— Кое-кто сполна за это заплатит, Сабрина. Клянусь тебе!
— Не смей говорить о мести. Даже думать об этом не смей.
— Это почему же? — холодно поинтересовался он.
— Да потому что это опасно.
— Об этом прежде всего следовало думать тому человеку, который замыслил меня убрать, а потом, когда дело не выгорело, воспользовался случаем, чтобы засадить меня в Парксвилл.
— Кто это был, Дерек? Скажи, прошу тебя.
Дерек плотно сжал губы и промолчал.
— Так ты знаешь, кто это? Знаешь? — воскликнула Сабрина.
— Скажем так: я догадываюсь, кто меня сюда упрятал.
— И ты собираешься заставить его за это заплатить, — сердито сказала она, отстраняясь от Дерека. — Что и говорить, великолепная идея. Но знаешь ли ты, что, осуществив это безумное намерение, ты снова можешь попасть в Парксвилл — на этот раз на более длительный срок?
Дерек расправил плечи и сел очень прямо, не касаясь спиной ствола клена.
— Перестань, Сабрина. Я не настолько глуп, чтобы замышлять убийство. Хочешь верь, хочешь нет, но насилия я не одобряю.
— Я поверю в это только в том случае, если ты перестанешь смотреть по сторонам с таким зловещим видом. Стремление к насилию написано у тебя на лице.

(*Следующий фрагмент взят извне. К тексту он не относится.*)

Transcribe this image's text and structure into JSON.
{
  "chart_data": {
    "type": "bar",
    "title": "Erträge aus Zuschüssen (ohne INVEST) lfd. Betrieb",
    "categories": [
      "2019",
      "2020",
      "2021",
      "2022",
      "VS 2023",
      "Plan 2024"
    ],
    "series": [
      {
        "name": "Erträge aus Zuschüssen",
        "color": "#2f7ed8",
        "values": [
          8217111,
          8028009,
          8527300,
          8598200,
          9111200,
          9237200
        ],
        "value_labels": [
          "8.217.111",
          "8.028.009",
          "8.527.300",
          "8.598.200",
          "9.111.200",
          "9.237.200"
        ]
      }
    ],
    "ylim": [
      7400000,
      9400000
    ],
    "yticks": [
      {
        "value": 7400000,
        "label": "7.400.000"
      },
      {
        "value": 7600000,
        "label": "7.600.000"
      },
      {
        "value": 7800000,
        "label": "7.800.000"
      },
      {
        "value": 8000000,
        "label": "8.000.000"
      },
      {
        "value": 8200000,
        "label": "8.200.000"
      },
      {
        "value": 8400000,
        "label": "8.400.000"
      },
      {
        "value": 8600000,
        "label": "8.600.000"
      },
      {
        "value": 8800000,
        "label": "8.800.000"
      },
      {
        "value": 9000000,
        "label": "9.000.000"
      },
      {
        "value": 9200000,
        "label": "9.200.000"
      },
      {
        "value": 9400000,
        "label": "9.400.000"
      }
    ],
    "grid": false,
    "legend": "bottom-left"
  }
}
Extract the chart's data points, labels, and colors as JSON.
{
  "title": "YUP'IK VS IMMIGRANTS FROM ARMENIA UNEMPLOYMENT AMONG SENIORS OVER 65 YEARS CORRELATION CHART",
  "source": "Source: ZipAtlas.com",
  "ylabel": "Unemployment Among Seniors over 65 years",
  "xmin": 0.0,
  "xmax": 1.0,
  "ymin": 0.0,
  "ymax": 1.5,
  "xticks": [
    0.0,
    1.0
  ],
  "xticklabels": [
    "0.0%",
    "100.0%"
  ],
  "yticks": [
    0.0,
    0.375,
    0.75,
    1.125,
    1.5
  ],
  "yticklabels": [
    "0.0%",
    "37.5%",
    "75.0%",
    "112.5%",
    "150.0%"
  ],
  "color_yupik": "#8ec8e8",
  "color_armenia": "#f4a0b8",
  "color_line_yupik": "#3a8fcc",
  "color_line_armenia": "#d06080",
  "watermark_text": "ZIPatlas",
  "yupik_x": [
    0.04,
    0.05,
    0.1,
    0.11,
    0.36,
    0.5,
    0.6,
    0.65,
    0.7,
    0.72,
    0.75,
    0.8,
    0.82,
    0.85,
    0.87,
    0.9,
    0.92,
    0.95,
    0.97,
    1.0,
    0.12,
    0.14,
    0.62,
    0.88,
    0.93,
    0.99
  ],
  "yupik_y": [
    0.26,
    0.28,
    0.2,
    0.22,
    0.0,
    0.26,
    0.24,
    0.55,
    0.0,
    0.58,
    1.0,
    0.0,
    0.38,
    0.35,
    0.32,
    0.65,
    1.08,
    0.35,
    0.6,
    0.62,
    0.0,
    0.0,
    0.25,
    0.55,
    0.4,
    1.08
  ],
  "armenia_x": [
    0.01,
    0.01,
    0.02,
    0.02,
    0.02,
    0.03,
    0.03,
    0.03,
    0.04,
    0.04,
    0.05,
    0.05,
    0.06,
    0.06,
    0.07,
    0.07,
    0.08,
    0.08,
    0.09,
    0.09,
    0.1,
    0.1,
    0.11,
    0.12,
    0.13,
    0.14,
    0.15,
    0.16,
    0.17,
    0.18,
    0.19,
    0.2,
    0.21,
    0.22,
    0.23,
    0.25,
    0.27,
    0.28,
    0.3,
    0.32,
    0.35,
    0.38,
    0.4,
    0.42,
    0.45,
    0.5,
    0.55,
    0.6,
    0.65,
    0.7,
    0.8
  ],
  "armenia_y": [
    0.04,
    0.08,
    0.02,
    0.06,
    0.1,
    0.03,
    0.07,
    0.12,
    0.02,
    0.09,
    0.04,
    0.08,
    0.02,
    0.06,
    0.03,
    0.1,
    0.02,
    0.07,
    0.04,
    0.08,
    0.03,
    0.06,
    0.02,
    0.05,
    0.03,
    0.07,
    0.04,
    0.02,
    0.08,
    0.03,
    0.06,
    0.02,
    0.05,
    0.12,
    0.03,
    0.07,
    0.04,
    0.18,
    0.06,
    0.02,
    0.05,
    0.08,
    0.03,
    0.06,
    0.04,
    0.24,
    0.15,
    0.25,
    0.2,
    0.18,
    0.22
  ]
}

— Это не стремление к насилию. Это злость. Хотя, каюсь, желание сделать ближнему больно меня иногда все-таки посещает. Это у нас, у Макгиллов, в крови. В конце концов, отец у меня был тот еще тип, а я, как ни крути, родной его сын. Правда, каждое новое поколение идет чуть дальше предыдущего. Я, к примеру, научился контролировать свою злость и таким путем не позволяю ей собой завладеть. Так что я, в определенном смысле, очень даже рациональный тип и со всей ответственностью могу тебе заявить, что убийство в мои намерения не входит. Убить — это слишком просто.
— Банальное выражение.
— Многие простые истины кажутся банальными, но от этого они не перестают быть истинами.
— В чем же заключается истина в твоем случае? В том, чтобы обречь человека на душевные страдания, разрушить его психику?
— Что ж, можно и так сказать, — бросил Дерек.
— А ты отомсти этому типу с помощью книги — моей книги, — посоветовала Сабрина. — Рассказать правду об этом парне, да так, чтобы весь мир узнал о его мерзостях — неужели это плохая месть?
— Мне этого не нужно.
Она подтянула колени к животу и обхватила их руками.
— Понятно. Просто отомстить тебе уже мало. Тебе нужна, — тут она понизила голос до шепота, — месть вселенская, месть с большой буквы. В таком случае, тебе следует поговорить с моим братцем. Уж он-то подкинет тебе идейку-другую, расскажет, как оказывать давление на психику человека. Он специалист по этой части.
Глаза Дерека потемнели, лицо его сделалось мрачным.
— Можешь смеяться надо мной сколько тебе угодно, но только помни: это не ты, а я гнил заживо в этих стенах двадцать месяцев. Это я двадцать месяцев тоскливо смотрел в зарешеченное окно, размышляя над тем, что жизнь ходит мимо. Это мне пришлось чуть ли не по минутам вспоминать прошлое, зная, что будущее мое туманно и определенно. Смейся надо мной, Сабрина, если хочешь. Твой смех доказывает лишь, что мы — птицы из разных голубятен и нам никогда друг друга не понять.
— Все это неправда, Дерек.
— Разве? А что, скажи на милость, ты знаешь обо мне и моей жизни?
— Немного. Ты охраняешь свое прошлое столь же тщательно, как охраняют золотой запас США в Форт-Нокс.
— А знаешь, почему? Потому что хочу уберечь тебя от боли и грязи. Ты чистая, светлая, с нежной душой женщина. Ты словно сказочная принцесса, о которой я мог бы читать в детстве, но не прочитал, потому что тогда мне было не до чтения. Слишком много времени я проводил на улице, где мне чуть ли не ежечасно приходилось доказывать кулаками свое право на существование.
— Я не так слаба, как тебе кажется, Дерек. И я в состоянии выслушать тебя и понять.
— Сильно сомневаюсь, что ты в состоянии понять, что значит быть избитым до полусмерти. Я хорошо помню отвращение, которое проступило на твоем лице, когда ты увидела меня на следующий день после драки.
Сабрина отлично помнила тот день, когда Дерек вышел к ней, страдая от мучительной боли во всем теле, но упорно делая вид, что с ним ничего особенного не произошло.
— Это не было отвращение, — сказала она тихо. — Это страх за тебя. И ты догадался бы об этом, если бы не так погружен в свои страдания. Неужели ты бы предпочел, чтобы я смотрела на тебя равнодушно?